This is the final piece of limestone that completed the repairs to the Pentagon's facade on June 11, 2002. An original piece of the building's facade, it was recovered from the rubble and remains blackened from the September 11 crash and fire.
This is the final piece of limestone that completed the repairs to the Pentagon's facade on June 11, 2002. An original piece of the building's facade, it was recovered from the rubble and remains blackened from the September 11 crash and fire.  


WASHINGTON (CNN) -- As the rubble was being removed at the Pentagon after September 11, officials set an ambitious goal: Workers would reoccupy the most severely damaged areas exactly a year following the attack. They beat it by nearly a month.

Employees began moving into the reconstructed offices August 15. The first phase of Project Phoenix, the name given to the task of rebuilding the Pentagon's west side facade and its three outer rings, was deemed a surprising success.

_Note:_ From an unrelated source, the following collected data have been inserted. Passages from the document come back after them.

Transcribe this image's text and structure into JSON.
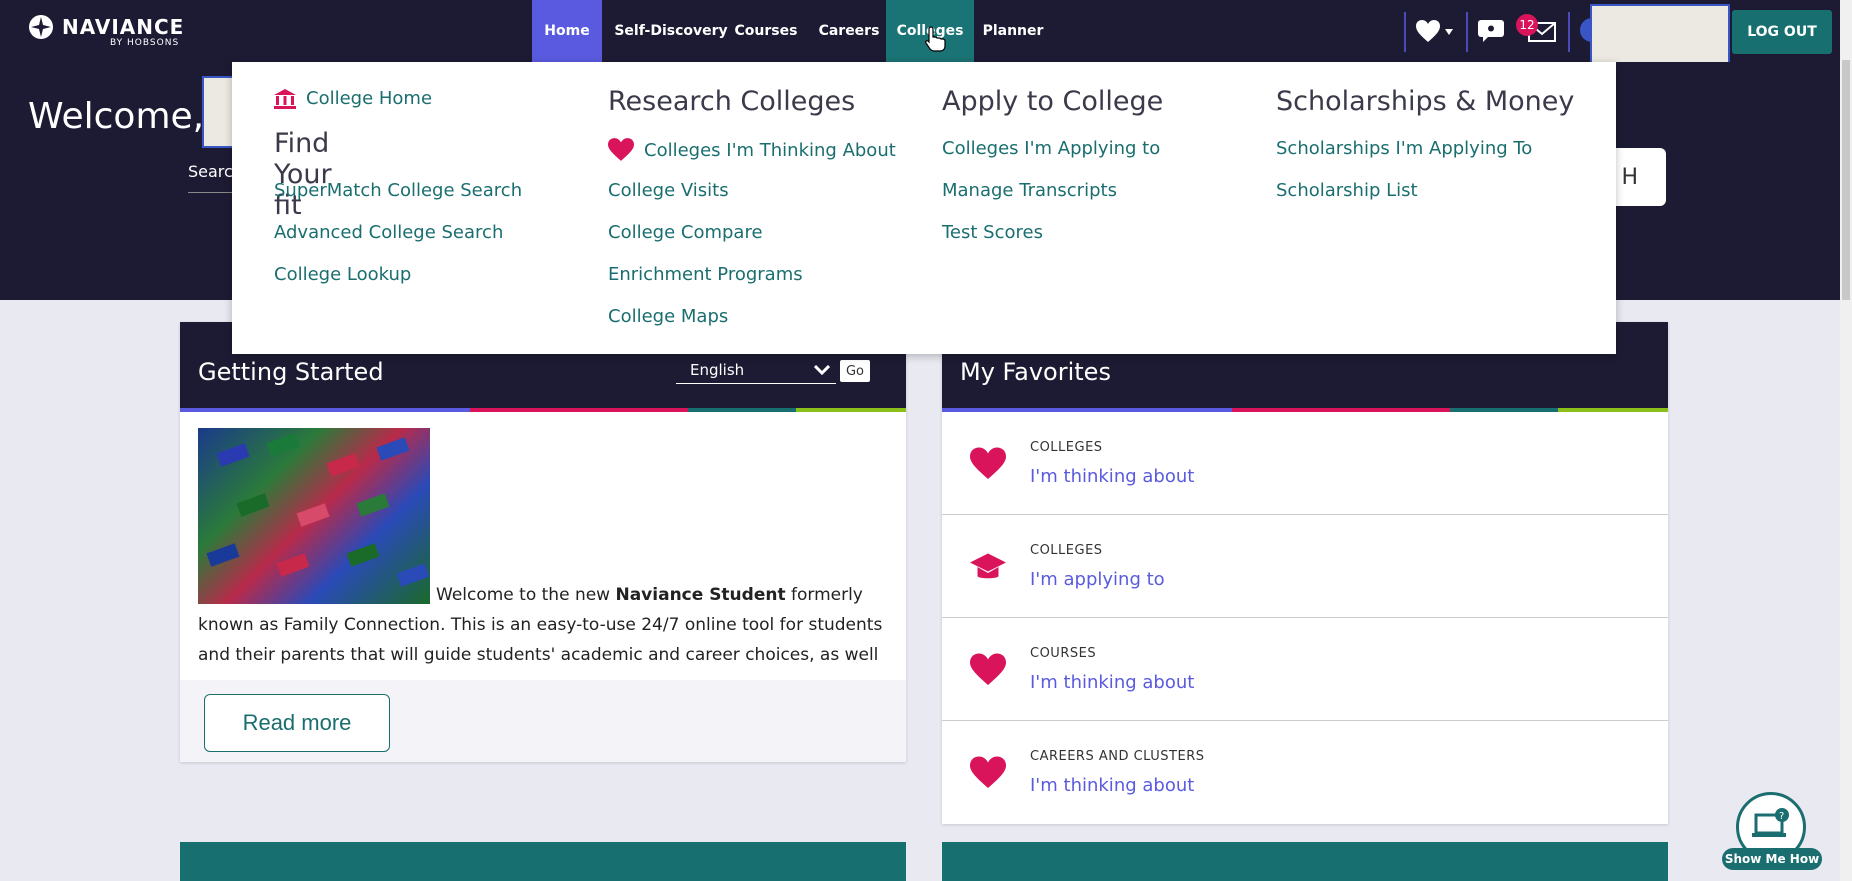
{
  "header": {
    "brand": "NAVIANCE",
    "brand_sub": "BY HOBSONS",
    "nav": [
      "Home",
      "Self-Discovery",
      "Courses",
      "Careers",
      "Colleges",
      "Planner"
    ],
    "message_count": "12",
    "logout_label": "LOG OUT"
  },
  "hero": {
    "welcome": "Welcome,",
    "search_label": "Searc",
    "search_button_tail": "H"
  },
  "mega_menu": {
    "col1": {
      "home_link": "College Home",
      "heading": "Find Your fit",
      "links": [
        "SuperMatch College Search",
        "Advanced College Search",
        "College Lookup"
      ]
    },
    "col2": {
      "heading": "Research Colleges",
      "links": [
        "Colleges I'm Thinking About",
        "College Visits",
        "College Compare",
        "Enrichment Programs",
        "College Maps"
      ]
    },
    "col3": {
      "heading": "Apply to College",
      "links": [
        "Colleges I'm Applying to",
        "Manage Transcripts",
        "Test Scores"
      ]
    },
    "col4": {
      "heading": "Scholarships & Money",
      "links": [
        "Scholarships I'm Applying To",
        "Scholarship List"
      ]
    }
  },
  "getting_started": {
    "title": "Getting Started",
    "language": "English",
    "go_label": "Go",
    "text_pre": "Welcome to the new ",
    "text_bold": "Naviance Student",
    "text_post": " formerly known as Family Connection. This is an easy-to-use 24/7 online tool for students and their parents that will guide students' academic and career choices, as well as",
    "read_more": "Read more"
  },
  "favorites": {
    "title": "My Favorites",
    "rows": [
      {
        "category": "COLLEGES",
        "link": "I'm thinking about"
      },
      {
        "category": "COLLEGES",
        "link": "I'm applying to"
      },
      {
        "category": "COURSES",
        "link": "I'm thinking about"
      },
      {
        "category": "CAREERS AND CLUSTERS",
        "link": "I'm thinking about"
      }
    ]
  },
  "show_me_how": "Show Me How",
  "colors": {
    "nav_dark": "#1c1b33",
    "home_tab": "#5a5ae0",
    "teal": "#17706f",
    "heart": "#d9145a"
  }
}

"Many people did not believe this was feasible, and ... we did not think we would make it," said deputy program manager Michael Sullivan in a statement on the project's Web site.

American Airlines Flight 77 -- hijacked by five terrorists -- slammed into the building's west side, barreling underneath offices between the Pentagon's first and second floors. The attack killed 184 airline passengers, crew members and Pentagon workers, both civilian and military.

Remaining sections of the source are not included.